Teksas çiftliklerinin bağrından kopup Avrupa’ya Nazi zulmüne karşı savaşmaya gelmiş Amerikalı ve heyecanlı genç Ronald Daniels’i yönetiyoruz. Sevgilisini anayurdunda bırakıp Normandiya Çıkarması cehenneminde sağ kalmayı beceren karakterimiz savaşın her kritik anında önemli rol oynuyor. Uçakların düşürülmesi lazım topun başına geç Daniels, Tiger tankının patlatılması lazım termiti sen yerleştir Daniels, topçu bataryalarının yok edilmesi lazım yetiş Daniels! Kısacası Daniels’ın on parmağında yirmi marifet var.

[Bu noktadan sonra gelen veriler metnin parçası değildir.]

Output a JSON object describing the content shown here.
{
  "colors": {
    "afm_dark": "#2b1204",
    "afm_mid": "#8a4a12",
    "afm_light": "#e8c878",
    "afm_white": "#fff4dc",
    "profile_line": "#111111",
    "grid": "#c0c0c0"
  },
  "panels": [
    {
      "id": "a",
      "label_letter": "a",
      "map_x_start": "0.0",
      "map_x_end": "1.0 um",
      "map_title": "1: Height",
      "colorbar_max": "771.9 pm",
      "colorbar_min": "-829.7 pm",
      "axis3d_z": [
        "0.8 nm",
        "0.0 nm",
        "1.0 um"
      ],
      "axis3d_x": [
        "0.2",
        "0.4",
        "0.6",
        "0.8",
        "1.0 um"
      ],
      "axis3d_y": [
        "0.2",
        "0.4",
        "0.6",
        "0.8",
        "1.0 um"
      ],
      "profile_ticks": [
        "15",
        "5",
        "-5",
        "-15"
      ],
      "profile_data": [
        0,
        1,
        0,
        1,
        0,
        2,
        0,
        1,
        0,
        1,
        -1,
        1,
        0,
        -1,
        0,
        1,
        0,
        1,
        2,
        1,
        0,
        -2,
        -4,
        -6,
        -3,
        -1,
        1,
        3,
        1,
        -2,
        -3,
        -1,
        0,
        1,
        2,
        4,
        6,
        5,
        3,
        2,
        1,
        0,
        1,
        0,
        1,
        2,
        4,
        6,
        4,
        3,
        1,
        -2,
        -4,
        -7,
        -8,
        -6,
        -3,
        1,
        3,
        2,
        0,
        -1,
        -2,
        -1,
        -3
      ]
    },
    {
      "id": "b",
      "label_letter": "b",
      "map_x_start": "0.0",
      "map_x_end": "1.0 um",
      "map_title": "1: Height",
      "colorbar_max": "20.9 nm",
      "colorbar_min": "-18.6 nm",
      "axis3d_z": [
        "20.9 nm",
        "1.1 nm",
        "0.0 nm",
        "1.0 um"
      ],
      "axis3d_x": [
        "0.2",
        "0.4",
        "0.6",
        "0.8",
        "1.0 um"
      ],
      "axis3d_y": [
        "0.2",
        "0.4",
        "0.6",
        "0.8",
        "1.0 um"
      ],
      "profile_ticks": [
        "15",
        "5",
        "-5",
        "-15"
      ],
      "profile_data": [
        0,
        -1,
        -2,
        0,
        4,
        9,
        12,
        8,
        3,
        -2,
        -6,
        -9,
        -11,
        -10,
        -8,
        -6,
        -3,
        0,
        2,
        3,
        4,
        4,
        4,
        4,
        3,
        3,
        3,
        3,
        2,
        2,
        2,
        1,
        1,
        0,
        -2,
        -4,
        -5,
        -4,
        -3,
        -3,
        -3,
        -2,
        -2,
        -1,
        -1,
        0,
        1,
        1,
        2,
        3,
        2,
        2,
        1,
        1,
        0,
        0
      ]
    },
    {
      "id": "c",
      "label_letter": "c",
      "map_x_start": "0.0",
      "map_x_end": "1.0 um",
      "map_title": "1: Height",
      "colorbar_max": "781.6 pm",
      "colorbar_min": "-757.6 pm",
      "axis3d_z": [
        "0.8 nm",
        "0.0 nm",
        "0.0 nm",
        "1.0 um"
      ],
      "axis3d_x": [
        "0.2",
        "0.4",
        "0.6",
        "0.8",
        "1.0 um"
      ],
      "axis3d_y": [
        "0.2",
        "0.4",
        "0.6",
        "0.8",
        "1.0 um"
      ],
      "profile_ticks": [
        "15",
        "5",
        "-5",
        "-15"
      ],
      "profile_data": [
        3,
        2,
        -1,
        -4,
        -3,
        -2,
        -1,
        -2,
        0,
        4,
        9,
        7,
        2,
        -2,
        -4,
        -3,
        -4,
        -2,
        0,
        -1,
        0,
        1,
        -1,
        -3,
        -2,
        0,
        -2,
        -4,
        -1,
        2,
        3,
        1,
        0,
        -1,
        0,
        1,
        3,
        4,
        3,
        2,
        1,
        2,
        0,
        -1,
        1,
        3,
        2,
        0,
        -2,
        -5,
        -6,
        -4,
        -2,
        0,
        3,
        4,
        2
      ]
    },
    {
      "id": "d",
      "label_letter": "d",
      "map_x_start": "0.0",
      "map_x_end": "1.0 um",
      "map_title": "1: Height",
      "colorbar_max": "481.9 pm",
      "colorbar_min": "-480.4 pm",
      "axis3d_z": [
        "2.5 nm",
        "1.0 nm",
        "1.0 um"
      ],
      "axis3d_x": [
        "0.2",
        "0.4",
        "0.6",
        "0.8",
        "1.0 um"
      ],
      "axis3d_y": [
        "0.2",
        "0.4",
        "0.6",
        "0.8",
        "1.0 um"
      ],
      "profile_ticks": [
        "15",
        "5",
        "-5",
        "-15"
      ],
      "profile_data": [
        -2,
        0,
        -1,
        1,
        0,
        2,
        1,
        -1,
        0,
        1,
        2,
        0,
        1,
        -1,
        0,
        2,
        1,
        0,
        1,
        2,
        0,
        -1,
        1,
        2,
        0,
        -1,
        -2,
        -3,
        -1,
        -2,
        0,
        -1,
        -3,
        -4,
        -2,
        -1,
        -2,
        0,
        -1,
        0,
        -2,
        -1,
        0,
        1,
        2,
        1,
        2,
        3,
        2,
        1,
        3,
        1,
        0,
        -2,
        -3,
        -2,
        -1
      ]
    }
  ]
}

HİKAYE KONUSUNDA BU YILIN KARPUZ GÜZELİ BELLİ OLDU

MW2’den beri çıkan CoD oyunlarını bir türlü sevemediğim için bu seferki İkinci Dünya Savaşı teması beni acayip heyecanlandırdı. Türlü trajedinin yaşandığı bu savaşta CoD gibi hikâyeye önem veren bir oyun harika öyküler sunabilirdi. En azından ben öyle düşünüyordum ama gerçek bunun yanından bile geçemiyor. Çünkü bütün oyunu Amerikan ordusu tarafından görüyoruz. Alman ordusu sadece vurulmak için karşımıza çıkan korkuluklar gibi önümüze dizilirken onları yöneten bir komutanın gözünden Nazi safı bulunmuyor. Kısacası oyunda kötü bir karakter yok! Daniels’ın takım arkadaşı Zussman’la olan arkadaşlığı ve subaylar arasındaki sürtüşmeler oyunun 11 bölümüne hâkim ve belirli bir noktadan sonra sıkıcı bir boyuta ulaşıyor.
Hikâye örgüsü HBO’nun Band of Brothers dizisiyle karakterler arasındaki ilişkiler ve bazı savaş sahneleri konusunda birebir gidiyor denilebilir. Elbette ABD’nin Batı Cephesi’ne yaptığı çıkarma güzergâh olarak daha farklı anlatılamazdı lakin hikâyenin içinde yaşanan olaylar çok daha iyi şekilde yansıtabilirdi. Subaylarımız Turner ve Pierson’ın arasındaki çekişmeler ve savaşın kritik noktalarının geçtiği bölümlerin bazı noktaları bana sıklıkla diziyi hatırlattı. Çoğu kilit nokta bizim fedakarlıklarımız sayesinde aşılmasına rağmen 1. Piyade Müfrezesi’nin kahramanlıkları oyuna neredeyse yansıtılmamış bile… Bir takımımız var ama Zussman dışında diğer arkadaşlarımızla ara sahnelerde yapılan basit espriler dışında muhatap bile olmuyoruz. Beraber hareket etmiyoruz (zaten her şeyi bizim yapmamızı istiyorlar), aksiyon sahnelerinin tavan yaptığı zorlu anları paylaşmıyoruz. Kısacası oyun boyunca kendimi asker gibi hissetmedim, kazandığımız zaferlerden sonra savaş alanına baktığımda gururlanmadım ya da o zaferi kazanırken zerre mücadele hissi duymadım.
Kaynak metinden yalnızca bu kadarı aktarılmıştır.